Emsal Mahkeme Kararı İstanbul 6. Asliye Ticaret Mahkemesi 2020/296 E. 2021/651 K. 05.10.2021 T.

Görüntülediğiniz mahkeme kararı kesinleşmiş bir karardır.

T.C.
İSTANBUL
6. ASLİYE TİCARET MAHKEMESİ
ESAS NO : 2020/296 Esas
KARAR NO : 2021/651

DAVA : İtirazın İptali (Ticari Nitelikteki Komisyonculuk Sözleşmesinden Kaynaklanan)
DAVA TARİHİ : 23/06/2020
KARAR TARİHİ : 05/10/2021

Mahkememizde görülmekte olan İtirazın İptali (Ticari Nitelikteki Komisyonculuk Sözleşmesinden Kaynaklanan) davasının yapılan açık yargılaması sonunda,
GEREĞİ DÜŞÜNÜLDÜ -İSTEM /
Davacı vekili dava dilekçesinde ve özetle; müvekkili ile davalı şirket arasında imzalanan 26.11.2019 tarihli Protokol kapsamında alacağının bulunduğunu, alacağın tahsili için davalı aleyhine ….İcra Müdürlüğünün … esas sayılı dosyasında icra takibi başlatıldığını, ancak davalı şirketin takibe itiraz ettiğini, Protokol ile kazanılan komisyon tutarının 79.777,00 USD olduğunu belirterek davalı tarafından yapılan itirazın iptaline, borca karşı kötü niyetle itiraz edildiğinden %20 den aşağı olmamak üzere icra inkar tazminatına hükmedilmesine karar verilmesini talep ve dava etmiştir.
SAVUNMA /
Davalı vekili cevap dilekçesinde özetle; açılan davanın haksızlığını savunarak davanın reddine karar verilmesini talep etmiştir.
KANITLAR VE GEREKÇE /
Dava; İ.İ.K.nun 67. maddesi hükmüne dayalı olarak açılmış olup, yapılan ilamsız icra takibine karşı davalının vaki itirazının iptali ve icra inkar tazminatı ile sorumlu tutulması istemine ilişkindir.

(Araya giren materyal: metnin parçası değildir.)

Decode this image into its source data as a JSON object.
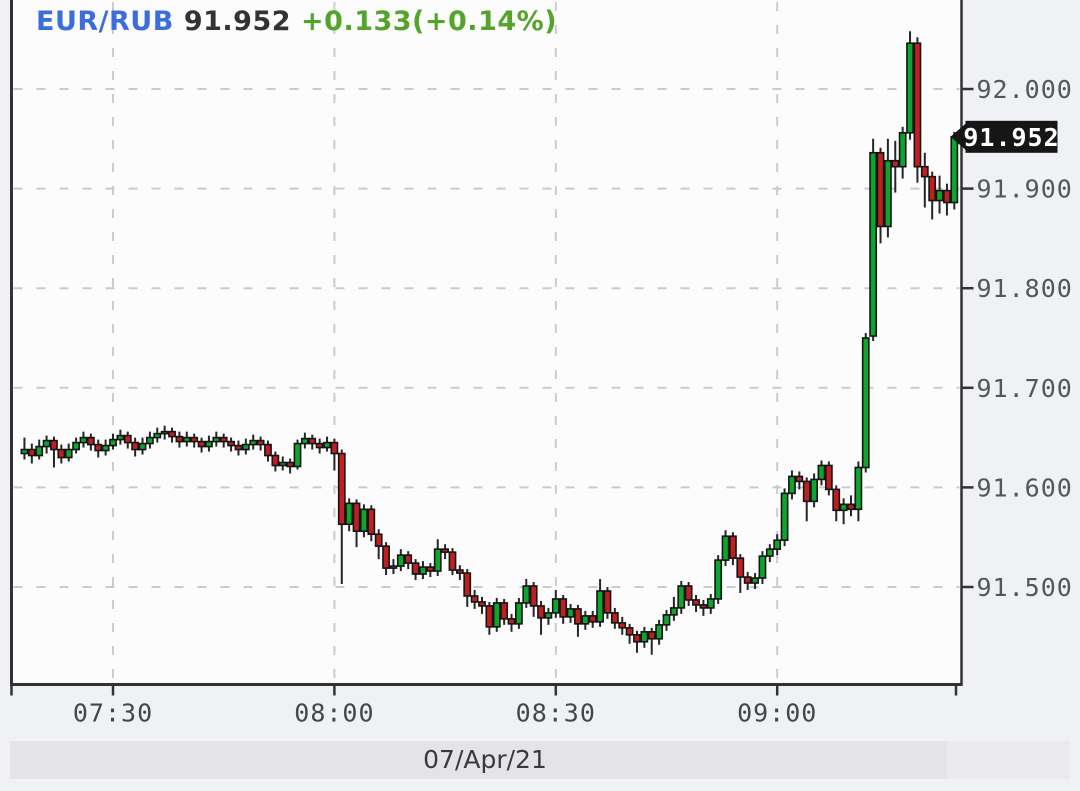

… 1. İcra Müdürlüğü’nün … sayılı takip dosyası kapsamından; davacı tarafın davalı hakkında toplam 79.777,00-USD alacağın eklentileri ile birlikte ödetilmesi istemiyle ve ilamsız takip yoluyla icra takibinde bulunulduğu, takibe itiraz ve davanın süresinde olduğu tespit edilmiştir.
Taraflar arasında uyuşmazlık konusu olan hususlar, davacının 26/11/2019 tarihli protokol kapsamında davalıdan alacağının varlığı ve miktarı; davalının, protokol konusu teminat mektubu temini hususunda aracılık yapılması ediminin gereği gibi yerine getirilmediği savunmasının yerinde olup olmadığı, inkar ve kötü niyet tazminatı koşullarının oluşup oluşmadığı noktalarında toplandığı anlaşılmıştır.

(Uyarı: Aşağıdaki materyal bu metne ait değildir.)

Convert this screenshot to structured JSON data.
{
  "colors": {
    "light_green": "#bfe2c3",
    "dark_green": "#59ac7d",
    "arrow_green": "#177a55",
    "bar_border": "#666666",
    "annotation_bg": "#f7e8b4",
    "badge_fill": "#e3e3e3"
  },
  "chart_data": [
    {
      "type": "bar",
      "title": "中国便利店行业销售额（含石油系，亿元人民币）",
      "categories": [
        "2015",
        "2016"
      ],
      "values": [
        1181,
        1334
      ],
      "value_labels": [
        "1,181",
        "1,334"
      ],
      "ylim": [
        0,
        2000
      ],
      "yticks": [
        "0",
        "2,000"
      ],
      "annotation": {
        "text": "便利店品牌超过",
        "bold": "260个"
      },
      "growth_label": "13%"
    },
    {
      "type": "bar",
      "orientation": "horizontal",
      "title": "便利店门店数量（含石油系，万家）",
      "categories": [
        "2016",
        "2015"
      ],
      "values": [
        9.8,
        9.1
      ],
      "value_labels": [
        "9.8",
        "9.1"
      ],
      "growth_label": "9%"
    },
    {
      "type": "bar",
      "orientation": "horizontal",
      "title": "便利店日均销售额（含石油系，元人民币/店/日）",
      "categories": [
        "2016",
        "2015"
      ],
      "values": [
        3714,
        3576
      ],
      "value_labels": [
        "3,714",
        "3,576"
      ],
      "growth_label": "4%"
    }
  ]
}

Taraf vekillerince dilekçeleri ekinde sundukları yabancı dildeki ve tercümesi sunulmamış tüm delillerin(dekont, swift, fatura, yazışma, vb) yeminli tercümelerinin dosyaya sunulması sağlanmış, dava konusu uyuşmazlıkta mahkememizin görevli olup olmadığının tespiti amacıyla davacının bağlı bulunduğu vergi dairesine ve sicil müdürlüklerine yazı yazılmasına karar verilmiştir.
… Ticaret sicil Müdürlüğü’nce davacının gerçek kişi tacir kaydının bulunmadığının bildirildiği anlaşılmıştır.

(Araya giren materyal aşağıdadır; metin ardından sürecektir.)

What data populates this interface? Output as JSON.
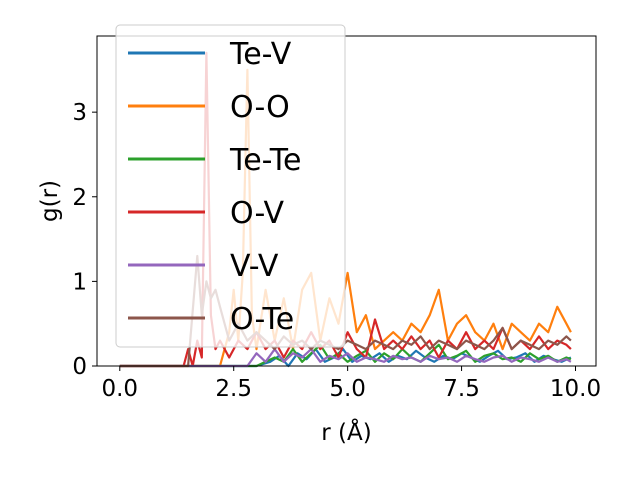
{
  "chart_data": {
    "type": "line",
    "xlabel": "r (Å)",
    "ylabel": "g(r)",
    "xlim": [
      -0.5,
      10.45
    ],
    "ylim": [
      0,
      3.9
    ],
    "xticks": [
      "0.0",
      "2.5",
      "5.0",
      "7.5",
      "10.0"
    ],
    "xtick_values": [
      0,
      2.5,
      5,
      7.5,
      10
    ],
    "yticks": [
      "0",
      "1",
      "2",
      "3"
    ],
    "ytick_values": [
      0,
      1,
      2,
      3
    ],
    "grid": false,
    "legend_position": "top-left",
    "series": [
      {
        "name": "Te-V",
        "color": "#1f77b4",
        "x": [
          0,
          0.5,
          1.0,
          1.5,
          2.0,
          2.5,
          3.0,
          3.3,
          3.5,
          3.7,
          3.9,
          4.1,
          4.3,
          4.5,
          4.7,
          4.9,
          5.1,
          5.3,
          5.5,
          5.7,
          5.9,
          6.1,
          6.3,
          6.5,
          6.7,
          6.9,
          7.1,
          7.3,
          7.5,
          7.7,
          7.9,
          8.1,
          8.3,
          8.5,
          8.7,
          8.9,
          9.1,
          9.3,
          9.5,
          9.7,
          9.9
        ],
        "y": [
          0,
          0,
          0,
          0,
          0,
          0,
          0,
          0.05,
          0.12,
          0,
          0.15,
          0.08,
          0.2,
          0.05,
          0.1,
          0.2,
          0.05,
          0.12,
          0.08,
          0.15,
          0.05,
          0.12,
          0.08,
          0.18,
          0.1,
          0.05,
          0.12,
          0.08,
          0.15,
          0.1,
          0.05,
          0.12,
          0.18,
          0.08,
          0.1,
          0.15,
          0.05,
          0.12,
          0.08,
          0.05,
          0.1
        ]
      },
      {
        "name": "O-O",
        "color": "#ff7f0e",
        "x": [
          0,
          1.5,
          2.2,
          2.4,
          2.5,
          2.6,
          2.7,
          2.8,
          2.9,
          3.0,
          3.2,
          3.4,
          3.6,
          3.8,
          4.0,
          4.2,
          4.4,
          4.6,
          4.8,
          5.0,
          5.2,
          5.4,
          5.6,
          5.8,
          6.0,
          6.2,
          6.4,
          6.6,
          6.8,
          7.0,
          7.2,
          7.4,
          7.6,
          7.8,
          8.0,
          8.2,
          8.4,
          8.6,
          8.8,
          9.0,
          9.2,
          9.4,
          9.6,
          9.8,
          9.9
        ],
        "y": [
          0,
          0,
          0,
          0.4,
          0.9,
          0.3,
          1.1,
          3.5,
          0.6,
          0.2,
          0.9,
          0.3,
          0.8,
          0.2,
          0.9,
          1.1,
          0.3,
          0.8,
          0.5,
          1.1,
          0.4,
          0.6,
          0.2,
          0.3,
          0.4,
          0.3,
          0.5,
          0.4,
          0.6,
          0.9,
          0.3,
          0.5,
          0.6,
          0.4,
          0.3,
          0.5,
          0.2,
          0.5,
          0.4,
          0.3,
          0.5,
          0.4,
          0.7,
          0.5,
          0.4
        ]
      },
      {
        "name": "Te-Te",
        "color": "#2ca02c",
        "x": [
          0,
          1.0,
          2.0,
          3.0,
          3.4,
          3.6,
          3.8,
          4.0,
          4.2,
          4.4,
          4.6,
          4.8,
          5.0,
          5.2,
          5.4,
          5.6,
          5.8,
          6.0,
          6.2,
          6.4,
          6.6,
          6.8,
          7.0,
          7.2,
          7.4,
          7.6,
          7.8,
          8.0,
          8.2,
          8.4,
          8.6,
          8.8,
          9.0,
          9.2,
          9.4,
          9.6,
          9.8,
          9.9
        ],
        "y": [
          0,
          0,
          0,
          0,
          0.1,
          0.05,
          0.2,
          0.05,
          0.15,
          0.25,
          0.08,
          0.15,
          0.05,
          0.12,
          0.18,
          0.05,
          0.15,
          0.08,
          0.2,
          0.1,
          0.05,
          0.15,
          0.25,
          0.08,
          0.12,
          0.18,
          0.05,
          0.12,
          0.15,
          0.08,
          0.1,
          0.05,
          0.15,
          0.08,
          0.12,
          0.05,
          0.1,
          0.08
        ]
      },
      {
        "name": "O-V",
        "color": "#d62728",
        "x": [
          0,
          1.4,
          1.5,
          1.6,
          1.7,
          1.8,
          1.9,
          2.0,
          2.1,
          2.2,
          2.4,
          2.6,
          2.8,
          3.0,
          3.2,
          3.4,
          3.6,
          3.8,
          4.0,
          4.2,
          4.4,
          4.6,
          4.8,
          5.0,
          5.2,
          5.4,
          5.6,
          5.8,
          6.0,
          6.2,
          6.4,
          6.6,
          6.8,
          7.0,
          7.2,
          7.4,
          7.6,
          7.8,
          8.0,
          8.2,
          8.4,
          8.6,
          8.8,
          9.0,
          9.2,
          9.4,
          9.6,
          9.8,
          9.9
        ],
        "y": [
          0,
          0,
          0.2,
          0,
          0.3,
          0.1,
          3.7,
          0.6,
          0.2,
          0.3,
          0.1,
          0.3,
          0.2,
          0.4,
          0.2,
          0.3,
          0.1,
          0.3,
          0.2,
          0.4,
          0.2,
          0.3,
          0.1,
          0.4,
          0.2,
          0.1,
          0.55,
          0.2,
          0.3,
          0.2,
          0.35,
          0.2,
          0.3,
          0.1,
          0.3,
          0.2,
          0.4,
          0.2,
          0.3,
          0.2,
          0.45,
          0.2,
          0.3,
          0.2,
          0.35,
          0.2,
          0.3,
          0.25,
          0.2
        ]
      },
      {
        "name": "V-V",
        "color": "#9467bd",
        "x": [
          0,
          1.0,
          2.0,
          2.8,
          3.0,
          3.2,
          3.4,
          3.6,
          3.8,
          4.0,
          4.2,
          4.4,
          4.6,
          4.8,
          5.0,
          5.2,
          5.4,
          5.6,
          5.8,
          6.0,
          6.2,
          6.4,
          6.6,
          6.8,
          7.0,
          7.2,
          7.4,
          7.6,
          7.8,
          8.0,
          8.2,
          8.4,
          8.6,
          8.8,
          9.0,
          9.2,
          9.4,
          9.6,
          9.8,
          9.9
        ],
        "y": [
          0,
          0,
          0,
          0,
          0.15,
          0.05,
          0.2,
          0.05,
          0.15,
          0.1,
          0.2,
          0.05,
          0.12,
          0.08,
          0.15,
          0.05,
          0.1,
          0.08,
          0.05,
          0.12,
          0.08,
          0.1,
          0.05,
          0.12,
          0.08,
          0.1,
          0.05,
          0.12,
          0.08,
          0.05,
          0.1,
          0.12,
          0.05,
          0.1,
          0.08,
          0.05,
          0.1,
          0.05,
          0.08,
          0.05
        ]
      },
      {
        "name": "O-Te",
        "color": "#8c564b",
        "x": [
          0,
          1.5,
          1.7,
          1.8,
          1.9,
          2.0,
          2.1,
          2.2,
          2.4,
          2.6,
          2.8,
          3.0,
          3.2,
          3.4,
          3.6,
          3.8,
          4.0,
          4.2,
          4.4,
          4.6,
          4.8,
          5.0,
          5.2,
          5.4,
          5.6,
          5.8,
          6.0,
          6.2,
          6.4,
          6.6,
          6.8,
          7.0,
          7.2,
          7.4,
          7.6,
          7.8,
          8.0,
          8.2,
          8.4,
          8.6,
          8.8,
          9.0,
          9.2,
          9.4,
          9.6,
          9.8,
          9.9
        ],
        "y": [
          0,
          0,
          1.3,
          0.6,
          1.0,
          0.8,
          0.9,
          0.7,
          0.3,
          0.5,
          0.3,
          0.4,
          0.3,
          0.2,
          0.35,
          0.25,
          0.3,
          0.2,
          0.3,
          0.25,
          0.2,
          0.3,
          0.25,
          0.2,
          0.3,
          0.25,
          0.2,
          0.3,
          0.25,
          0.35,
          0.2,
          0.3,
          0.25,
          0.2,
          0.3,
          0.25,
          0.2,
          0.3,
          0.45,
          0.2,
          0.3,
          0.25,
          0.2,
          0.3,
          0.25,
          0.35,
          0.3
        ]
      }
    ]
  }
}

… Vergi Dairesin’ce davacının … ve … Vergi Dairelerinde mükellefiyet kaydının bulunduğunun, … Vergi Dairesi’nde doğrudan vergi mükellefiyet kaydının bulunmadığının, Mecidiyeköy ve Beşiktaş Vergi dairelerinde davacının ortağı ve yetkilisi olduğu şirketlerin kaydının bulunduğunun bildirildiği anlaşılmıştır.
… Liman Vergi Dairesi’nce davacının 16/06/2004-30/10/2008 tarihleri arasında faal olduğunun, bu tarihten sonra faaliyetinin bulunmadığının, faal olduğu dönemde de gerçek usulde ikinci sınıf mükellef olup işletme esasına göre defter tuttuğunun bildirildiği anlaşılmıştır.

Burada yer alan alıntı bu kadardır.